What College Fund? Less Than Half of Parents Save for Higher Ed
College costs are rising more than ever.
And yet, when it comes to socking away for future tuition, fewer than half of all parents are making the grade.
A new study by Sallie Mae reveals that just 48% of moms and dads are actively contributing to their kids’ college funds.
This stat is a new low for Sallie Mae’s annual survey, which saw a peak of 62% of parents saving in 2009. By 2013, the percentage of parents socking away for tuition had dipped to just 50%.
What’s more, those college caches are looking leaner than ever.
The average amount saved is now just $10,040, a significant 25% decrease from the $13,408 socked away in 2014—and the lowest amount in five years.
Curiously, despite their lack of sackings, the study found that nine out of 10 parents do believe that building a college fund is an important investment in their child’s future.
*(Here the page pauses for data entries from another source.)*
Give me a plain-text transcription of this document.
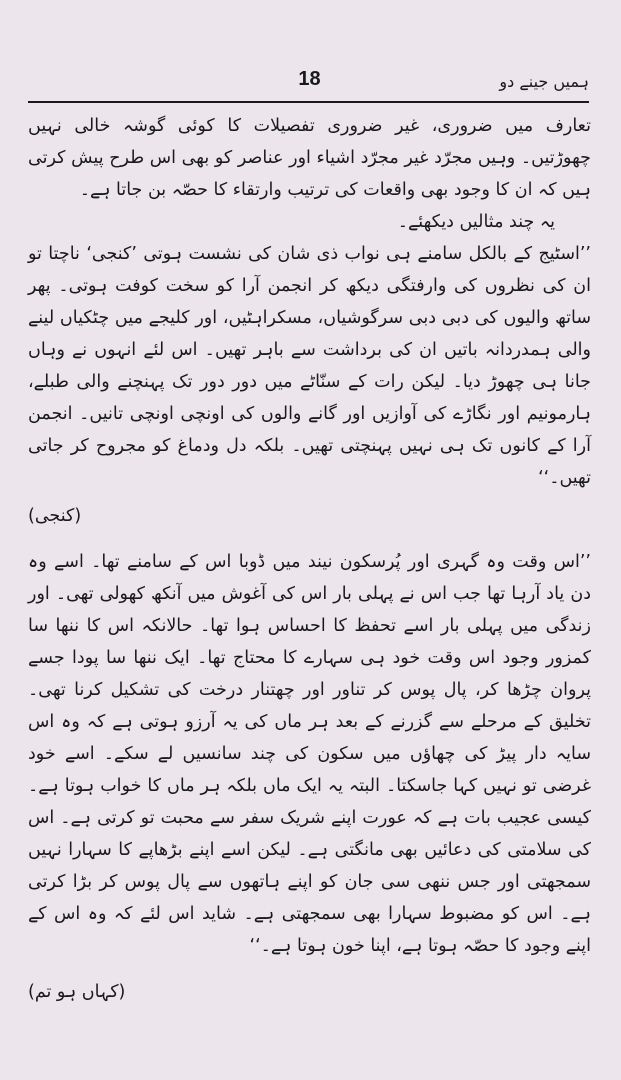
18	ہمیں جینے دو

تعارف میں ضروری، غیر ضروری تفصیلات کا کوئی گوشہ خالی نہیں چھوڑتیں۔ وہیں مجرّد غیر مجرّد اشیاء اور عناصر کو بھی اس طرح پیش کرتی ہیں کہ ان کا وجود بھی واقعات کی ترتیب وارتقاء کا حصّہ بن جاتا ہے۔

یہ چند مثالیں دیکھئے۔

’’اسٹیج کے بالکل سامنے ہی نواب ذی شان کی نشست ہوتی ’کنجی‘ ناچتا تو ان کی نظروں کی وارفتگی دیکھ کر انجمن آرا کو سخت کوفت ہوتی۔ پھر ساتھ والیوں کی دبی دبی سرگوشیاں، مسکراہٹیں، اور کلیجے میں چٹکیاں لینے والی ہمدردانہ باتیں ان کی برداشت سے باہر تھیں۔ اس لئے انہوں نے وہاں جانا ہی چھوڑ دیا۔ لیکن رات کے سنّاٹے میں دور دور تک پہنچنے والی طبلے، ہارمونیم اور نگاڑے کی آوازیں اور گانے والوں کی اونچی اونچی تانیں۔ انجمن آرا کے کانوں تک ہی نہیں پہنچتی تھیں۔ بلکہ دل ودماغ کو مجروح کر جاتی تھیں۔‘‘

(کنجی)

’’اس وقت وہ گہری اور پُرسکون نیند میں ڈوبا اس کے سامنے تھا۔ اسے وہ دن یاد آرہا تھا جب اس نے پہلی بار اس کی آغوش میں آنکھ کھولی تھی۔ اور زندگی میں پہلی بار اسے تحفظ کا احساس ہوا تھا۔ حالانکہ اس کا ننھا سا کمزور وجود اس وقت خود ہی سہارے کا محتاج تھا۔ ایک ننھا سا پودا جسے پروان چڑھا کر، پال پوس کر تناور اور چھتنار درخت کی تشکیل کرنا تھی۔ تخلیق کے مرحلے سے گزرنے کے بعد ہر ماں کی یہ آرزو ہوتی ہے کہ وہ اس سایہ دار پیڑ کی چھاؤں میں سکون کی چند سانسیں لے سکے۔ اسے خود غرضی تو نہیں کہا جاسکتا۔ البتہ یہ ایک ماں بلکہ ہر ماں کا خواب ہوتا ہے۔ کیسی عجیب بات ہے کہ عورت اپنے شریک سفر سے محبت تو کرتی ہے۔ اس کی سلامتی کی دعائیں بھی مانگتی ہے۔ لیکن اسے اپنے بڑھاپے کا سہارا نہیں سمجھتی اور جس ننھی سی جان کو اپنے ہاتھوں سے پال پوس کر بڑا کرتی ہے۔ اس کو مضبوط سہارا بھی سمجھتی ہے۔ شاید اس لئے کہ وہ اس کے اپنے وجود کا حصّہ ہوتا ہے، اپنا خون ہوتا ہے۔‘‘

(کہاں ہو تم)
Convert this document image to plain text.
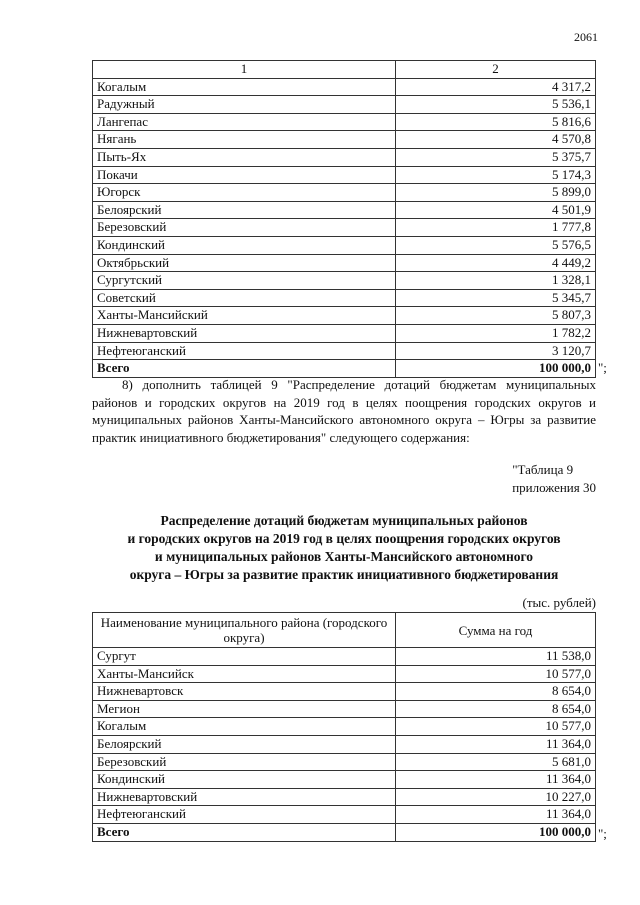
2061
1	2
Когалым	4 317,2
Радужный	5 536,1
Лангепас	5 816,6
Нягань	4 570,8
Пыть-Ях	5 375,7
Покачи	5 174,3
Югорск	5 899,0
Белоярский	4 501,9
Березовский	1 777,8
Кондинский	5 576,5
Октябрьский	4 449,2
Сургутский	1 328,1
Советский	5 345,7
Ханты-Мансийский	5 807,3
Нижневартовский	1 782,2
Нефтеюганский	3 120,7
Всего	100 000,0 ";
8) дополнить таблицей 9 "Распределение дотаций бюджетам муниципальных районов и городских округов на 2019 год в целях поощрения городских округов и муниципальных районов Ханты-Мансийского автономного округа – Югры за развитие практик инициативного бюджетирования" следующего содержания:
"Таблица 9
приложения 30
Распределение дотаций бюджетам муниципальных районов
и городских округов на 2019 год в целях поощрения городских округов
и муниципальных районов Ханты-Мансийского автономного
округа – Югры за развитие практик инициативного бюджетирования
(тыс. рублей)
Наименование муниципального района (городского округа)	Сумма на год
Сургут	11 538,0
Ханты-Мансийск	10 577,0
Нижневартовск	8 654,0
Мегион	8 654,0
Когалым	10 577,0
Белоярский	11 364,0
Березовский	5 681,0
Кондинский	11 364,0
Нижневартовский	10 227,0
Нефтеюганский	11 364,0
Всего	100 000,0 ";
So what’s stopping them from socking away?
Not surprisingly, 61% of parents cited lack of resources as the number one reason for their savings shortfall. But almost two-thirds also said they believe their kid will score enough in scholarships to cover college costs.
And even those parents who are saving are making a few key mistakes as well, Sallie Mae found. Most significantly, just 27% are taking advantage of tax-favored 529 plans—nearly half are simply socking away for college in general accounts.
Still, there was some good news on the savings front: the study also found that many parents are working on building better money habits. For example, 41% of moms and dads are now using an auto-deposit service to make the savings process routine. Plus, 31% set aside a certain amount from their paychecks for college—up from 26% in the past year.